In RxJava we have a few operators for joining Observables. The most common are:

Take a look at the documentation in these links. It has interactive marble diagrams showing how the operators work on the streams. You can move marbles along the lines and see how the output stream changes. It really helps to understand how it works. Code snippets in this article are based on RxJava 2.1.0 with JUnit 4.12 and Google Truth 0.32 for unit tests. Let’s say, we have the following Observables:

public Observable<String> emitNumbers() {
  return Observable.fromArray("1", "2", "3", "4").delay(1, TimeUnit.SECONDS);
}

public Observable<String> emitLetters() {
  return Observable.fromArray("a", "b", "c", "d");
}

We can merge them in the different ways.

Concat

Concat operator emits the emissions from two or more Observables without interleaving them. We can perform the following operation:

public Observable<String> concatStreams() {
  return Observable.concat(emitNumbers(), emitLetters());
}

The easiest way to verify, how this operator works, is to create exploratory unit test as follows:

@Test
public void shouldConcatStreams() {
  // given
  Observable<String> observable = playground.concatStreams();
  List<String> expectedValues = Arrays.asList("1","2","3","4","a","b","c","d");
  List<String> joinedValues = new ArrayList<>();

  // when
  observable.blockingSubscribe(s -> joinedValues.add(s));

  // then
  assertThat(joinedValues).isEqualTo(expectedValues);
}

This operation can be represented graphically as well.

         1 --- 2 --- 3 --- 4
                  |
         a --- b --- c --- d
                  |
                  |
                concat
                  |
                 \|/
1 -- 2 -- 3 -- 4 --- a -- b -- c -- d

As we can see one stream is appended to another regardless of the execution time of both streams.

Merge

Merge operator combines multiple Observables into one by merging their emissions. Here we have a similar story, but changed operator:

public Observable<String> mergeStreams() {
  return Observable.merge(emitNumbers(), emitLetters());
}

We are writing another unit test:

@Test
public void shouldMergeStreams() {
  // given
  Observable<String> observable = playground.mergeStreams();
  List<String> expectedValues = Arrays.asList("a","b","c","d","1","2","3","4");
  List<String> joinedValues = new ArrayList<>();

  // when
  observable.blockingSubscribe(s -> joinedValues.add(s));

  // then
  assertThat(joinedValues).isEqualTo(expectedValues);
}

Merge operation should look like that:

         1 --- 2 --- 3 --- 4
                  |
         a --- b --- c --- d
                  |
                  |
                merge
                  |
                 \|/
a -- b -- c -- d --- 1 -- 2 -- 3 -- 4

This operator doesn’t synchronize the streams and merges them as values are emitted. Numbers are emitted later than letters, so letters are placed in the beginning of the output stream. Try to manipulate marble on the interactive diagram on the reactivex.io website to see how it should work.

Zip

The last operator, I’d like to discuss in this article is “Zip” operator. Zip combines the emissions of multiple Observables together via a specified function and emit single items for each combination based on the results of this function. In simple words, it waits until many observables are emitted and then combines them into a pair (or triple Observable, etc. in the case or more Observables). Now, we need to create a function, which will transform our streams and return combined stream.

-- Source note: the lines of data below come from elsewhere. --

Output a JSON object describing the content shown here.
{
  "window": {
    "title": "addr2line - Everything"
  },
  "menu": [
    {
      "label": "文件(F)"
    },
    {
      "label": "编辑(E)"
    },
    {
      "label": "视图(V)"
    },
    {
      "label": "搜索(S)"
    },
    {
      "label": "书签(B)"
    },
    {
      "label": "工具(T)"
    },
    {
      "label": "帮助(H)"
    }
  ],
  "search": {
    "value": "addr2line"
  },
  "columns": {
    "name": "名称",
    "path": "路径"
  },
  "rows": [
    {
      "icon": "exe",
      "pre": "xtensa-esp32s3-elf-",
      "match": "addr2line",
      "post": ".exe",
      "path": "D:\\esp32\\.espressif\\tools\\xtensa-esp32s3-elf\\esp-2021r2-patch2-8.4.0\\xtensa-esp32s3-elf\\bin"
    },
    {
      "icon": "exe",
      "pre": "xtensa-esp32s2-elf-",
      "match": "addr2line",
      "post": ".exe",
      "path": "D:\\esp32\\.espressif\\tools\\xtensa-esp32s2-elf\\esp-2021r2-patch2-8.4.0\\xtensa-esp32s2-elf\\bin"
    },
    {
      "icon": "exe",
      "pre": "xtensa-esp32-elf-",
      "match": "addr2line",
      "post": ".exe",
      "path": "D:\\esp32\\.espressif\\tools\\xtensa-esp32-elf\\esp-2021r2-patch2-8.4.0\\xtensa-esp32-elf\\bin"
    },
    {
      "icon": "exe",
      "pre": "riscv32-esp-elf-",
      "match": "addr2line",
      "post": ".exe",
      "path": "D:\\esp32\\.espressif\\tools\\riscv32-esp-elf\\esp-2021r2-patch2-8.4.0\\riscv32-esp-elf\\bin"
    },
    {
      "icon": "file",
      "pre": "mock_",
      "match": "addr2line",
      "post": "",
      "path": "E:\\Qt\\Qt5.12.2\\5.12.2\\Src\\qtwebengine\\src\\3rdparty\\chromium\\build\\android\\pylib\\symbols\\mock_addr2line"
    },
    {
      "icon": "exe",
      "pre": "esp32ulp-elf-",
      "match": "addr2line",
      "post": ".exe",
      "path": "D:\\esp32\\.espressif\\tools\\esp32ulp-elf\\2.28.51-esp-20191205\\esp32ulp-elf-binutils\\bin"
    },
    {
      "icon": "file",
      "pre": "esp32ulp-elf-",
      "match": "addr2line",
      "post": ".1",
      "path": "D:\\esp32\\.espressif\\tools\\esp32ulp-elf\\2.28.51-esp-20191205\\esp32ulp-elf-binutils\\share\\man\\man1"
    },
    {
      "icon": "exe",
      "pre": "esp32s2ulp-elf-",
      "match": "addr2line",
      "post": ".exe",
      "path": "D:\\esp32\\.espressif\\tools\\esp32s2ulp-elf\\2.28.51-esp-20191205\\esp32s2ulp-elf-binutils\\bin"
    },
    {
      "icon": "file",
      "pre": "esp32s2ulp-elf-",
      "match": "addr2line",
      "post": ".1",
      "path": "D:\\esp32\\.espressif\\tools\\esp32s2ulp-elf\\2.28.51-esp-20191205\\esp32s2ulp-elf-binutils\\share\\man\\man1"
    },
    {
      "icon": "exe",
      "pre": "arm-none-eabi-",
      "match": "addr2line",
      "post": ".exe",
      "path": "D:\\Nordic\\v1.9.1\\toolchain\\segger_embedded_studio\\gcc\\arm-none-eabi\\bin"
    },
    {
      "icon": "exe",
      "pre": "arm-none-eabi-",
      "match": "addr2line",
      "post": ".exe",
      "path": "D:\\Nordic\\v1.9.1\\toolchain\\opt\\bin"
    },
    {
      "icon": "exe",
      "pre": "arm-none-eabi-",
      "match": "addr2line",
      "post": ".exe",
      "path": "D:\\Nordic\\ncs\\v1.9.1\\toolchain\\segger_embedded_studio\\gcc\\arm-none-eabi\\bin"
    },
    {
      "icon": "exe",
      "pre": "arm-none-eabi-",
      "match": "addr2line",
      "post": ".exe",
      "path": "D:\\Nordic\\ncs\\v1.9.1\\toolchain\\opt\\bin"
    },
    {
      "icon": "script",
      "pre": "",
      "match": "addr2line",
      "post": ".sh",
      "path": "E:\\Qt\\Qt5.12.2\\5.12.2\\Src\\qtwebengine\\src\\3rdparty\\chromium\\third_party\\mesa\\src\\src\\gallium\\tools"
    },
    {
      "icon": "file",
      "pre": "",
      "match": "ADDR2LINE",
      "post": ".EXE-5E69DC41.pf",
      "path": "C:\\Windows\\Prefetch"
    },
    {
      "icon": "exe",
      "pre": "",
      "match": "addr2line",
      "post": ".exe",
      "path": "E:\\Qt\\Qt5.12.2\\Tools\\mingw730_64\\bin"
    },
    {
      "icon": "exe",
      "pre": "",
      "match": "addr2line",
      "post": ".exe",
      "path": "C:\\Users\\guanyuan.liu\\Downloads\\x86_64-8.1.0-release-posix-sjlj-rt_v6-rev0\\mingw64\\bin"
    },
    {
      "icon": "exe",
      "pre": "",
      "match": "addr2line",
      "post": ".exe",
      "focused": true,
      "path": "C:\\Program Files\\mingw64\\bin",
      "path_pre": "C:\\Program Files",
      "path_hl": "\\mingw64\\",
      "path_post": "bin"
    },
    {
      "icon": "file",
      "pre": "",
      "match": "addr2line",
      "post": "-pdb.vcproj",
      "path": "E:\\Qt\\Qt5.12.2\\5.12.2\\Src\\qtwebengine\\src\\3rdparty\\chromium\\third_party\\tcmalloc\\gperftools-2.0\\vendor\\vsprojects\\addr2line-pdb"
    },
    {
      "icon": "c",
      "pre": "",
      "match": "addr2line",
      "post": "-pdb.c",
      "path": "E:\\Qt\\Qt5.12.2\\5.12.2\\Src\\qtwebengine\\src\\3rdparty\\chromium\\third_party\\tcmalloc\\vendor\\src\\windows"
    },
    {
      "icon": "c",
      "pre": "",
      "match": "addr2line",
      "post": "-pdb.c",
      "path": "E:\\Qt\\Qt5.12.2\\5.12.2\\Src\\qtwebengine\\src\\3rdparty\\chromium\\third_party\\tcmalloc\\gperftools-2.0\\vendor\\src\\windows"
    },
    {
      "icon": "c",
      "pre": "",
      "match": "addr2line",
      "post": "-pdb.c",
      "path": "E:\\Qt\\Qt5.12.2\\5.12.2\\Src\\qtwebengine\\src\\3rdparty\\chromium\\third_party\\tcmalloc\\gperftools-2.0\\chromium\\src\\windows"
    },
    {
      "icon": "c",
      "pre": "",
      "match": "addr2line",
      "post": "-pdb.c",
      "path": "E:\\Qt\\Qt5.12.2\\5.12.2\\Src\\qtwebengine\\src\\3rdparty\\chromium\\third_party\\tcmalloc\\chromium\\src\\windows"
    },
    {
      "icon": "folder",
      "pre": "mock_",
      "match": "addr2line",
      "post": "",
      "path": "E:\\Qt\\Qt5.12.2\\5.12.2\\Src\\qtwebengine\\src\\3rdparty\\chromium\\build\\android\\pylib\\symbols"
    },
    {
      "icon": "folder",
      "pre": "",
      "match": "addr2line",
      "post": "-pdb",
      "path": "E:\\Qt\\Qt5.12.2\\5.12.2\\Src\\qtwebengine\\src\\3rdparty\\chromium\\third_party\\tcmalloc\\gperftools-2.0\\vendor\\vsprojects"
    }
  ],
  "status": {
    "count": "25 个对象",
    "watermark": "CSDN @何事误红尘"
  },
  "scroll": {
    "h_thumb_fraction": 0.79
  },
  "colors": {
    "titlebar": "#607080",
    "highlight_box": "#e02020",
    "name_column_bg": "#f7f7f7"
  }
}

public Observable<String> zipStreams() {
  return Observable.zip(emitNumbers(), emitLetters(),
      (s1, s2) -> String.format("(%s,%s)", s1, s2));
}

Next, we can verify it with test as usual:

@Test
public void shouldZipStreams() {
  // given
  Observable<String> observable = playground.zipStreams();
  List<String> expectedValues = Arrays.asList("(1,a)","(2,b)","(3,c)","(4,d)");
  List<String> joinedValues = new ArrayList<>();

  // when
  observable.blockingSubscribe(s -> joinedValues.add(s));

  // then
  assertThat(joinedValues).isEqualTo(expectedValues);
}

and it can be represented graphically like that:

        1 --- 2 --- 3 --- 4
                 |
        a --- b --- c --- d
                 |
                 |
                zip
                 |
                \|/
 (1,a) -- (2,b) --- (3,c) -- (4,d)

Now, we have pairs of merged streams.

Summary

Of course, RxJava is complicated library and these methods are not covering all possibilities of merging and combining the Observable streams. Neverhteless, examples in this article are quite basic and may help you to understand how mentioned operators work. After that we can apply the best operator to appropriate situation.